Let’s not even start with the guard who told the prisoner that the guard who shot him (Eg) will be going on a date with the guy who beat him up (Bakon). He also informs him of where said date will probably take place.


Like. What the fuck? He’s not some dude on the barstool next to you. He’s a prisoner. YOU DON’T JUST GIVE HIM INFORMATION! Also, why are you having a chat with him?

+ ~Mysterious shit~


There’s a tree house in the middle of the woods that appeared mysteriously. Tee, Elly, and Richy use it as a sort of base. Shit keeps showing up there. Like shock sticks. If the text is to be believed there is no magic in this world, yet the constant repetition that magical elves are responsible does make me wonder.

There’s also the dreaded “SOMETHING” coupled with ~feels~


I feel like there’s something evil out there. and I feel like our fate is somehow tied to it.

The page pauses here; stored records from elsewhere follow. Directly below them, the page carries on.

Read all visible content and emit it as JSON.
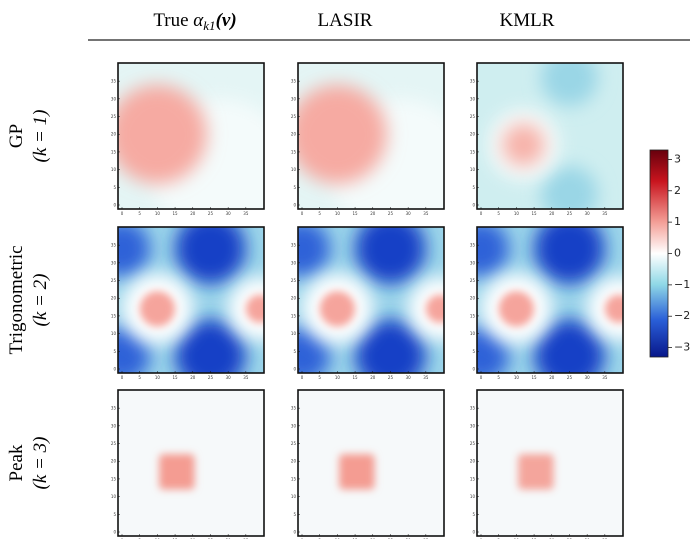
{
  "header": {
    "columns": [
      {
        "text": "True ",
        "symbol": "α",
        "subscript": "k1",
        "arg": "(v)"
      },
      {
        "text": "LASIR"
      },
      {
        "text": "KMLR"
      }
    ]
  },
  "rows": [
    {
      "name": "GP",
      "param": "(k = 1)"
    },
    {
      "name": "Trigonometric",
      "param": "(k = 2)"
    },
    {
      "name": "Peak",
      "param": "(k = 3)"
    }
  ],
  "panel_axes": {
    "lim": [
      0,
      39
    ],
    "ticks": [
      0,
      5,
      10,
      15,
      20,
      25,
      30,
      35
    ]
  },
  "colorbar": {
    "lim": [
      -3.3,
      3.3
    ],
    "ticks": [
      {
        "value": 3,
        "label": "3"
      },
      {
        "value": 2,
        "label": "2"
      },
      {
        "value": 1,
        "label": "1"
      },
      {
        "value": 0,
        "label": "0"
      },
      {
        "value": -1,
        "label": "−1"
      },
      {
        "value": -2,
        "label": "−2"
      },
      {
        "value": -3,
        "label": "−3"
      }
    ]
  }
}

Something. Somehow. I get them not knowing what’s going on, but why does it have to be something bigger than this one dude trying to strong arm her grandpa? They don’t know about the guy who hired LeLoup (Simon St. Malo), so why are they so sure of this vague something that is tied to their fate?


It might not bother me because, you know, twelve year olds, except grandpa seems to think the same thing: Something big is coming; I can feel it.


The vague something just bothers me because it stinks of authorial hand.


So. yeah. Super quick read if you want to give it a go. I like the idea behind it, but omg it was horrendous.

I may need to watch Hoodwinked to cleanse my brain of this.